The U.S. homeownership rate rose up by 60 basis points in the third quarter last year up to 63.5 percent from its 51-year low of 62.9 percent in Q2.
By historical standards, the homeownership rate remains low (it peaked at 69.2 percent in mid-2004 right before the bubble). Hence, much of the talk in the industry these days is centered on how to raise the homeownership rate as a new administration is set to begin in just a few days.
One analysis doesn’t believe that the rate will increase, at least not in the near term. In fact, Arch Mortgage Insurance said in its Housing and Mortgage Market Review (HaMMR) for Winter 2017 that the homeownership rate “will continue to sag. The trend toward more high and low skilled jobs at the expense of the middle class will likely continue (one estimate is that the middle class has shrunk by 20 percent or more since 1970). This is primarily due to technological innovations and free trade. The other big factor is that most new households will consist of minorities, who historically have had lower homeownership rates.”
Mortgage rates rose to a two-year high at 4.32 percent at the end of 2016, causing many to believe that mortgages would be less affordable in 2017. However, not everyone shares Arch MI's sentiment that the homeownership rate will fall.
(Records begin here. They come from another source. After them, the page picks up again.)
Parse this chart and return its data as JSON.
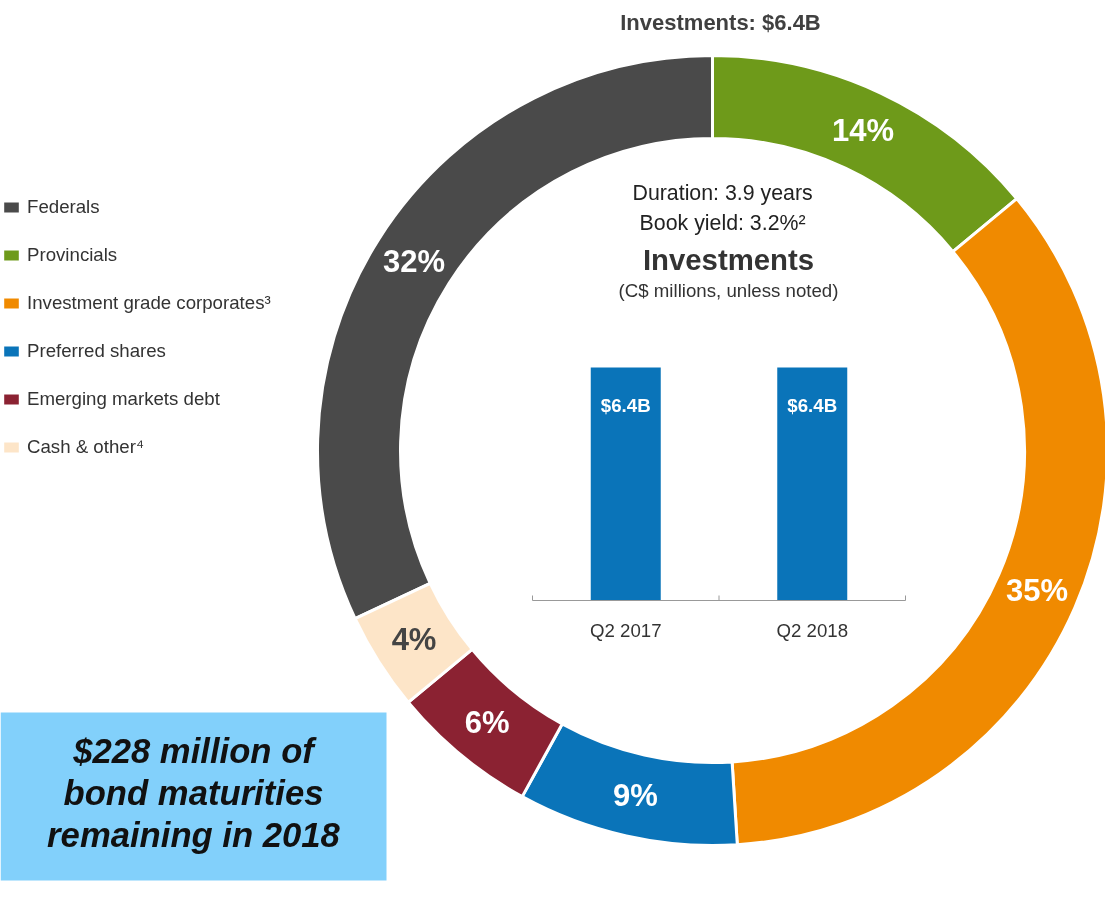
{
  "chart_data": [
    {
      "type": "donut",
      "title": "Investments: $6.4B",
      "categories": [
        "Federals",
        "Provincials",
        "Investment grade corporates³",
        "Preferred shares",
        "Emerging markets debt",
        "Cash & other⁴"
      ],
      "values": [
        32,
        14,
        35,
        9,
        6,
        4
      ],
      "colors": [
        "#4a4a4a",
        "#6e9a1a",
        "#f08a00",
        "#0a74b9",
        "#8b2232",
        "#fde5c8"
      ],
      "value_labels": [
        "32%",
        "14%",
        "35%",
        "9%",
        "6%",
        "4%"
      ],
      "legend": "left",
      "annotations": [
        "Duration:   3.9 years",
        "Book yield:   3.2%²",
        "$228 million of bond maturities remaining in 2018"
      ]
    },
    {
      "type": "bar",
      "title": "Investments",
      "subtitle": "(C$ millions, unless noted)",
      "categories": [
        "Q2 2017",
        "Q2 2018"
      ],
      "values": [
        6.4,
        6.4
      ],
      "value_labels": [
        "$6.4B",
        "$6.4B"
      ],
      "colors": [
        "#0a74b9",
        "#0a74b9"
      ],
      "tick_labels": "x"
    }
  ]
}
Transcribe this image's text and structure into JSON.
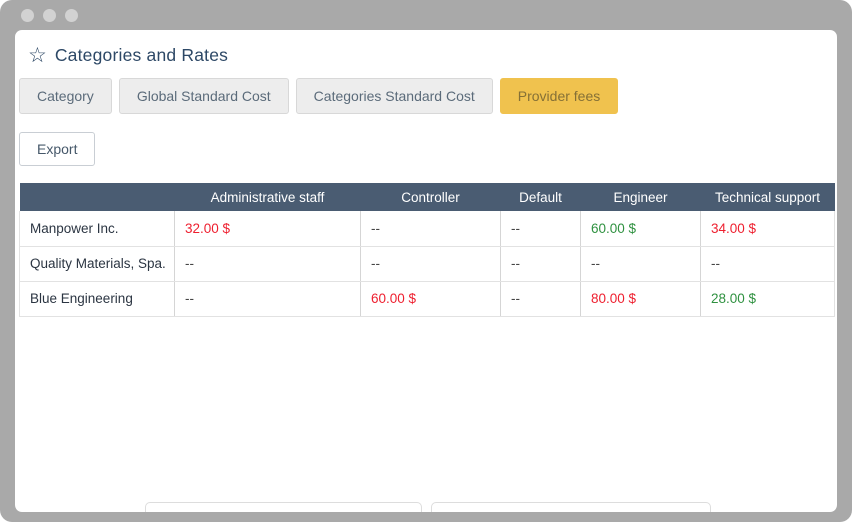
{
  "header": {
    "title": "Categories and Rates",
    "star_icon": "☆"
  },
  "tabs": [
    {
      "label": "Category",
      "active": false
    },
    {
      "label": "Global Standard Cost",
      "active": false
    },
    {
      "label": "Categories Standard Cost",
      "active": false
    },
    {
      "label": "Provider fees",
      "active": true
    }
  ],
  "toolbar": {
    "export_label": "Export"
  },
  "table": {
    "columns": [
      "",
      "Administrative staff",
      "Controller",
      "Default",
      "Engineer",
      "Technical support"
    ],
    "rows": [
      {
        "provider": "Manpower Inc.",
        "cells": [
          {
            "text": "32.00 $",
            "color": "red"
          },
          {
            "text": "--"
          },
          {
            "text": "--"
          },
          {
            "text": "60.00 $",
            "color": "green"
          },
          {
            "text": "34.00 $",
            "color": "red"
          }
        ]
      },
      {
        "provider": "Quality Materials, Spa.",
        "cells": [
          {
            "text": "--"
          },
          {
            "text": "--"
          },
          {
            "text": "--"
          },
          {
            "text": "--"
          },
          {
            "text": "--"
          }
        ]
      },
      {
        "provider": "Blue Engineering",
        "cells": [
          {
            "text": "--"
          },
          {
            "text": "60.00 $",
            "color": "red"
          },
          {
            "text": "--"
          },
          {
            "text": "80.00 $",
            "color": "red"
          },
          {
            "text": "28.00 $",
            "color": "green"
          }
        ]
      }
    ]
  },
  "colors": {
    "negative_value": "#ee1f2f",
    "positive_value": "#2f9140",
    "table_header_bg": "#4a5c72",
    "active_tab_bg": "#f0c24e",
    "active_tab_text": "#857036",
    "title_text": "#2d4866"
  }
}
In forecasting for 2017, Redfin Chief Economist Nela Richardson said she believes that more people will have access to mortgage credit this year and that mortgage rates will not get much higher than their current levels this year (in fact, the average 30-year FRM has dropped by 20 basis points in the last two weeks down to 4.12 percent).
One move Richardson said should improve access to mortgage loans is the GSEs raising the conforming loan limits for the first time in a decade.
“The loan limits insured by these companies will increase to $424,100 from $417,000 in most regions of the U.S. In expensive housing markets, the allowable loan size increases from $636,150 from $625,500,” Richardson said. “This change makes it easier for more homebuyers to qualify for a mortgage in high-priced markets.”
Also, after months of speculation, the Federal Housing Administration lowered its mortgage insurance premiums by 25 basis points down to 0.60 earlier this week, which may boost the homeownership rate this year—especially among first-time buyers.
The introduction of down payment programs requiring as little as 1 to 3 percent down by some of the largest lenders, such as JPMorgan Chase, Wells, Fargo, and Quicken Loans, may give the homeownership rate a lift, Richardson said, and may attract more millennial buyers.
Despite affordability pressures and an ongoing inventory shortage, Richardson said she believes that home sales will increase by 5.3 percent in 2017.
The U.S. Census Bureau will release its Housing Vacancies and Homeownership Rates report for Q4 2016 later this month.